Per-user Document Sets
======================

The simple DBSourceStorage uploads database shares the unique ids between all
users.  This means that users can see and erase each other's content ids in the
database.  Clearing the database clears all documents, including other users'.
This is a reasonable arrangment if the data is pushed from a common body of text
files, perhaps controlled with a source-code management system.

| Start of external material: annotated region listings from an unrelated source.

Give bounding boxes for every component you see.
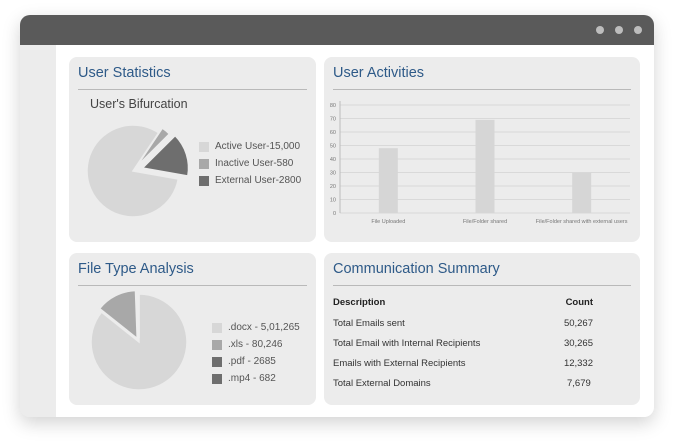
communication-table: Description Count Total Emails sent 50,2… (333, 291, 593, 393)
legend-label: .xls - 80,246 (228, 339, 283, 350)
y-tick-label: 40 (330, 157, 336, 163)
legend-swatch (212, 339, 222, 350)
file-type-legend: .docx - 5,01,265 .xls - 80,246 .pdf - 26… (212, 319, 300, 387)
legend-item: .mp4 - 682 (212, 370, 300, 387)
y-tick-label: 10 (330, 198, 336, 204)
legend-label: Active User-15,000 (215, 141, 301, 152)
y-tick-label: 60 (330, 130, 336, 136)
legend-swatch (199, 141, 209, 152)
panel-title: Communication Summary (333, 261, 500, 277)
legend-label: Inactive User-580 (215, 158, 294, 169)
file-type-analysis-panel: File Type Analysis .docx - 5,01,265 .xls… (69, 253, 316, 405)
panel-divider (333, 89, 631, 90)
bar (475, 119, 495, 213)
panel-title: User Statistics (78, 65, 171, 81)
row-description: Total Email with Internal Recipients (333, 337, 481, 349)
row-count: 7,679 (567, 377, 591, 389)
row-count: 50,267 (563, 317, 593, 329)
bar (572, 172, 592, 213)
dashboard-window: User Statistics User's Bifurcation Activ… (20, 15, 654, 417)
user-statistics-legend: Active User-15,000 Inactive User-580 Ext… (199, 138, 301, 189)
row-description: Total Emails sent (333, 317, 405, 329)
row-count: 12,332 (563, 357, 593, 369)
panel-divider (333, 285, 631, 286)
x-tick-label: File Uploaded (371, 219, 405, 225)
y-tick-label: 30 (330, 171, 336, 177)
table-row: Total Email with Internal Recipients 30,… (333, 333, 593, 353)
legend-item: Inactive User-580 (199, 155, 301, 172)
pie-slice (98, 290, 139, 341)
legend-swatch (212, 356, 222, 367)
sidebar (20, 45, 56, 417)
pie-slice (136, 127, 171, 167)
user-bifurcation-pie-chart (86, 124, 190, 218)
dashboard-main: User Statistics User's Bifurcation Activ… (56, 45, 654, 417)
window-titlebar (20, 15, 654, 45)
legend-item: .pdf - 2685 (212, 353, 300, 370)
window-control-dot[interactable] (634, 26, 642, 34)
user-activities-panel: User Activities 0 10 20 30 40 50 60 70 80 File Up… (324, 57, 640, 242)
panel-title: File Type Analysis (78, 261, 194, 277)
legend-item: .xls - 80,246 (212, 336, 300, 353)
pie-slice (90, 293, 188, 391)
legend-item: .docx - 5,01,265 (212, 319, 300, 336)
x-tick-label: File/Folder shared (463, 219, 507, 225)
pie-slice (86, 124, 180, 218)
user-activities-bar-chart: 0 10 20 30 40 50 60 70 80 File Uploaded File/Folde… (330, 101, 630, 225)
panel-divider (78, 285, 307, 286)
row-count: 30,265 (563, 337, 593, 349)
legend-label: .docx - 5,01,265 (228, 322, 300, 333)
communication-summary-panel: Communication Summary Description Count … (324, 253, 640, 405)
panel-divider (78, 89, 307, 90)
chart-subtitle: User's Bifurcation (90, 97, 188, 111)
y-tick-label: 80 (330, 103, 336, 109)
y-tick-label: 20 (330, 184, 336, 190)
row-description: Emails with External Recipients (333, 357, 466, 369)
bar (378, 148, 398, 213)
y-tick-label: 0 (333, 211, 336, 217)
y-tick-label: 70 (330, 117, 336, 123)
table-row: Emails with External Recipients 12,332 (333, 353, 593, 373)
legend-swatch (212, 322, 222, 333)
table-row: Total Emails sent 50,267 (333, 313, 593, 333)
legend-item: External User-2800 (199, 172, 301, 189)
table-header-row: Description Count (333, 291, 593, 313)
window-control-dot[interactable] (615, 26, 623, 34)
legend-label: .pdf - 2685 (228, 356, 276, 367)
legend-swatch (199, 175, 209, 186)
file-type-pie-chart (90, 290, 188, 391)
legend-swatch (199, 158, 209, 169)
legend-label: .mp4 - 682 (228, 373, 276, 384)
table-row: Total External Domains 7,679 (333, 373, 593, 393)
legend-item: Active User-15,000 (199, 138, 301, 155)
pie-slice (140, 134, 190, 177)
window-control-dot[interactable] (596, 26, 604, 34)
row-description: Total External Domains (333, 377, 431, 389)
column-header-count: Count (565, 296, 593, 308)
legend-label: External User-2800 (215, 175, 302, 186)
legend-swatch (212, 373, 222, 384)
panel-title: User Activities (333, 65, 425, 81)
user-statistics-panel: User Statistics User's Bifurcation Activ… (69, 57, 316, 242)
y-tick-label: 50 (330, 144, 336, 150)
column-header-description: Description (333, 296, 386, 308)
x-tick-label: File/Folder shared with external users (536, 219, 628, 225)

There is also a proxy sources storage class provided, which prepends the
usernames to the unique ids stored in the database.  This effectively creates a
separate document set for each user.  This is an interesting setup if users are
expected to contribute disjoint document sets to the pool of information in the
Nabu database.  However, this has important consequences if the users are
pushing documents from a shared body of source texts: those documents will be
stored twice in the database.  You need to choose the policy which matches your
intended use.


Viewing the Contents
====================

To view or debug the contents sent to the database, you can view the contents
via a CGI script that is provided with the source distribution.  This is only
meant as a debugging interface, you should create a custom presentation layer
any other way you like.